Just back from a whirlwind tour of three cities. One a spice county, another, a city of/for misfits and (lately) for women with a penchant for French caps, and the third a New York City parallel.
Boarding an electric train is the equivalent of a martial art move. No matter what the electronic display reads, the approach of a train is truly felt only by the sudden tension in the air, a gathering up of people in knots. One foot forward and necks craned to see the train. Then one foot backwards. The train comes in, one huge wailing monster, mingling the stench of the platform with the stench on the train. It’s all the same, come to think of it. It’s all rotting human spirit, desire. Even greed. But it’s beautiful, this acceptance of one’s fate. No, not fate. This state of being content with the Present. This audacity to hope and hang on. The women wait at the exact spot on the platform for the Ladies’ Compartment, jostling each other ever so slightly. No one really minds here.

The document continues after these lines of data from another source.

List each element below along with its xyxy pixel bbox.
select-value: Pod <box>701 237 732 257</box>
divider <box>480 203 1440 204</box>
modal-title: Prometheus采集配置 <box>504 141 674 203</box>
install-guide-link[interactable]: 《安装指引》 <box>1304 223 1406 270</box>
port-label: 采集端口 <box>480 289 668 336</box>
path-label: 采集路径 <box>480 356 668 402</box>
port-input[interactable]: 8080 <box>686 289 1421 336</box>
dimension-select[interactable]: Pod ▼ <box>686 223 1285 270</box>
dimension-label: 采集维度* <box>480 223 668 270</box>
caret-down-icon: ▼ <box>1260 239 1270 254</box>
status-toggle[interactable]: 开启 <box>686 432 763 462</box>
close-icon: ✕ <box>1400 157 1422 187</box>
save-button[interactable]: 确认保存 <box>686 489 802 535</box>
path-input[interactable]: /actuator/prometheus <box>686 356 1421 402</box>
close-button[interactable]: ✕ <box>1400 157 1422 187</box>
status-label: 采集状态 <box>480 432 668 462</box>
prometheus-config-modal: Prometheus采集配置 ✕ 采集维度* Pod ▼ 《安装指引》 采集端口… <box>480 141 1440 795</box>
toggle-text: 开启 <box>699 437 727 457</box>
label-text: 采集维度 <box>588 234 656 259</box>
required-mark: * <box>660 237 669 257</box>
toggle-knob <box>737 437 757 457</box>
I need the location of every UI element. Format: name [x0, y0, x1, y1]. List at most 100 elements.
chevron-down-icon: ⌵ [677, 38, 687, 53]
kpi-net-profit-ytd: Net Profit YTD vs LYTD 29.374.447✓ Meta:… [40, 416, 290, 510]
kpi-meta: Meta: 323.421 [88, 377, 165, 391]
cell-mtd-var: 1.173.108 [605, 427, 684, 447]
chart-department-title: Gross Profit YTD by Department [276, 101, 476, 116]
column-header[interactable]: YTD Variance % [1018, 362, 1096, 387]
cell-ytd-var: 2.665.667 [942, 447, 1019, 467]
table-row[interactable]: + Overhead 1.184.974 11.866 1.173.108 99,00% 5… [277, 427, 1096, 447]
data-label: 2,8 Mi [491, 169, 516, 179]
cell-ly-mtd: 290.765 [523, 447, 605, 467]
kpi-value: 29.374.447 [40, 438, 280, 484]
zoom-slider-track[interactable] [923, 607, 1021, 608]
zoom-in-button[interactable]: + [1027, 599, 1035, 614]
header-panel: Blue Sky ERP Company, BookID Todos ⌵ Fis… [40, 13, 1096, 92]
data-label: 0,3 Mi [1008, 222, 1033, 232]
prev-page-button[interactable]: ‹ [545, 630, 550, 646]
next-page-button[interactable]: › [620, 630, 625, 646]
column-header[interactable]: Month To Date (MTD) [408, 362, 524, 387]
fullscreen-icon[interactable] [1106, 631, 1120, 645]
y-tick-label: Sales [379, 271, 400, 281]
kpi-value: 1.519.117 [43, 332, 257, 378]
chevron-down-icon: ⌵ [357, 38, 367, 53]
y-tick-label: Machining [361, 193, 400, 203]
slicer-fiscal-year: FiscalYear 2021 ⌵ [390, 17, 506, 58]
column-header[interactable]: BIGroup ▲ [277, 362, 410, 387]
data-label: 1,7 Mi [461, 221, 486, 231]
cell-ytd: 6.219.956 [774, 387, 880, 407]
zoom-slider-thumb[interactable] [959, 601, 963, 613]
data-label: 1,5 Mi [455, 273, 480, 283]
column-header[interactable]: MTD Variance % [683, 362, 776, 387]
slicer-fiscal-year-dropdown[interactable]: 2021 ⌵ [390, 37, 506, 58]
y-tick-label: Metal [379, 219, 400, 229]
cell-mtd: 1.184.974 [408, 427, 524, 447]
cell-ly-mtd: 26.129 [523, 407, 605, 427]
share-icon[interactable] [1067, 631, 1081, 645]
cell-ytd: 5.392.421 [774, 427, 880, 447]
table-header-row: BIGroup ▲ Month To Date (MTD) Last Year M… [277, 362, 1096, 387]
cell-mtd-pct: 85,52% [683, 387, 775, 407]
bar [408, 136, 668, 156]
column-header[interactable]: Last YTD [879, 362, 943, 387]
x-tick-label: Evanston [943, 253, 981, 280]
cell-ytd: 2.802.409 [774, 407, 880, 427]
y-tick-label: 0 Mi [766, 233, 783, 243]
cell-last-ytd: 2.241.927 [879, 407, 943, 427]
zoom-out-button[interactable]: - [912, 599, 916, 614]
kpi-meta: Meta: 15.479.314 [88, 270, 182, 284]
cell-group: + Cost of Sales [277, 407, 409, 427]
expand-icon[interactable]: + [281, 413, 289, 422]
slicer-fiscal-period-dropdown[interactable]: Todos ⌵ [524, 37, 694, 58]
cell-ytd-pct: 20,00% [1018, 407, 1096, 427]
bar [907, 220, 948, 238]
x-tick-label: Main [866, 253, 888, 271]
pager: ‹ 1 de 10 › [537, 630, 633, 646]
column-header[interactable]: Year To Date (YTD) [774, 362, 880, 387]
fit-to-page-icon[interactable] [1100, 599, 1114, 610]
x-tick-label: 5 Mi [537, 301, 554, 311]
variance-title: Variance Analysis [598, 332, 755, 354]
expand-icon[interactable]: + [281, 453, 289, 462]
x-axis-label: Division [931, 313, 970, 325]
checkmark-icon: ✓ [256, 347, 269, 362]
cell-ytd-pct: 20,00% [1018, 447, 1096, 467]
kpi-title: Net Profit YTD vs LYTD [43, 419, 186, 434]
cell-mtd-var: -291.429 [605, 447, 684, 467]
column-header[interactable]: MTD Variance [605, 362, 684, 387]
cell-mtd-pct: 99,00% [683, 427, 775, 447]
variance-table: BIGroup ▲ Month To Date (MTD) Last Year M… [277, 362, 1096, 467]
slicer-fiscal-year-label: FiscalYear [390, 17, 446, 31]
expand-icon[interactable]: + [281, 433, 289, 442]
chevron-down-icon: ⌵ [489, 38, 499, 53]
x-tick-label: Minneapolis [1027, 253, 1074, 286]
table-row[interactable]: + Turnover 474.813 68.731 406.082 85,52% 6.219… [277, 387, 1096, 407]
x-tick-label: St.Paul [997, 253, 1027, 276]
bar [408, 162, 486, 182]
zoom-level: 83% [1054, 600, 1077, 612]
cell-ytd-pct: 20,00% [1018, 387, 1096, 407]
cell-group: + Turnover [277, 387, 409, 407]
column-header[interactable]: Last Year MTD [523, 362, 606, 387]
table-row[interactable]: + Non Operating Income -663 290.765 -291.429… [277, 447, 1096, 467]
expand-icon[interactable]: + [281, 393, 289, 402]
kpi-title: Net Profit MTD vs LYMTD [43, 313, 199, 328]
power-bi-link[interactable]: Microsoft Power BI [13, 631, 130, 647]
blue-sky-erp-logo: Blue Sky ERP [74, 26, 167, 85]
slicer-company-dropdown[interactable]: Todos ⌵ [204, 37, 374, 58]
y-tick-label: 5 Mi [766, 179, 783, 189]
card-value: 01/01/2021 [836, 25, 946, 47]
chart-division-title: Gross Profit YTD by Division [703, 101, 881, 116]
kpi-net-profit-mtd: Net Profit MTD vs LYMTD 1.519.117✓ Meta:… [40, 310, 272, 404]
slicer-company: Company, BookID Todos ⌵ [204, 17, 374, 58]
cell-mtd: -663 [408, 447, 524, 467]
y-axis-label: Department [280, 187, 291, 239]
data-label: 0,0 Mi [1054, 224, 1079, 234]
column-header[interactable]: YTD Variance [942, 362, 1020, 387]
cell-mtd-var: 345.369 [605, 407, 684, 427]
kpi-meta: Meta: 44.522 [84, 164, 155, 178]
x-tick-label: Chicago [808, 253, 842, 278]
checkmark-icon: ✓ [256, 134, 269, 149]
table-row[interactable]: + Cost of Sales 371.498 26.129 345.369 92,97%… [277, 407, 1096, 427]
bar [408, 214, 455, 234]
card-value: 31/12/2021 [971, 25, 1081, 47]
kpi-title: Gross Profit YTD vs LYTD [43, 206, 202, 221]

Then lunge for the train. Run run run! Run if you don’t want to be pushed down, run if you don’t want to be left behind, run if you want a seat. I just blindly run behind my friend, following her exact movements to the few empty seats inside the train. Later, comfortably seated amidst baskets of potatoes and Chikkoos, she explains to me the techniques of train travel. In the summer, sit in the direction of the train’s movement; you get the wind on your face. In the winter, sit on the other side; you don’t want to catch a cold. Don’t laugh; every single waft of breeze matters. Always run.
Victoria Terminus, looking like a grand old lady. We’re thirsty, so we drink kokkam juice, a reddish-brown tamarind drink; for 3 rupees. You can live a good life for cheap here. Then walk down on the road by St. Xavier’s College. We take a detour to their Rang Bhavan. We don’t know if we’re allowed in there, Just Appear Confident, she says.
Further down the road, through dimly lit street-shops of pirated CDs, pendants that say Marijuana, ties for ten rupees, perfume, and fake art.
Did you know, they had the booksellers at the Churchgate station removed! Now there’s empty pavement where there used to be books. She looked left, she looked right, she looked lost. Arrey, but they used to be right here! We feel down and out, so we buy a Vada-paav for five rupees (This is some people’s one meal, she says), and sit on a low brick wall, our backs to the sea; one infinite blue burning mirror.
A man wearing four shirts (all open in the front) and a red tie walks on the wall, past us. Then he walks back. Only, this time he bends over her to trail a white flower down her cheek. We scream and jump, brown Vada paav on brown mud. The man laughs at us, laughs at the sea, and stands there on the wall, against the sky, shirts and hair flying, arms outstretched like he were Christ, like he was blessing the traffic, like this bit of sky, water and woman’s cheek was his kingdom.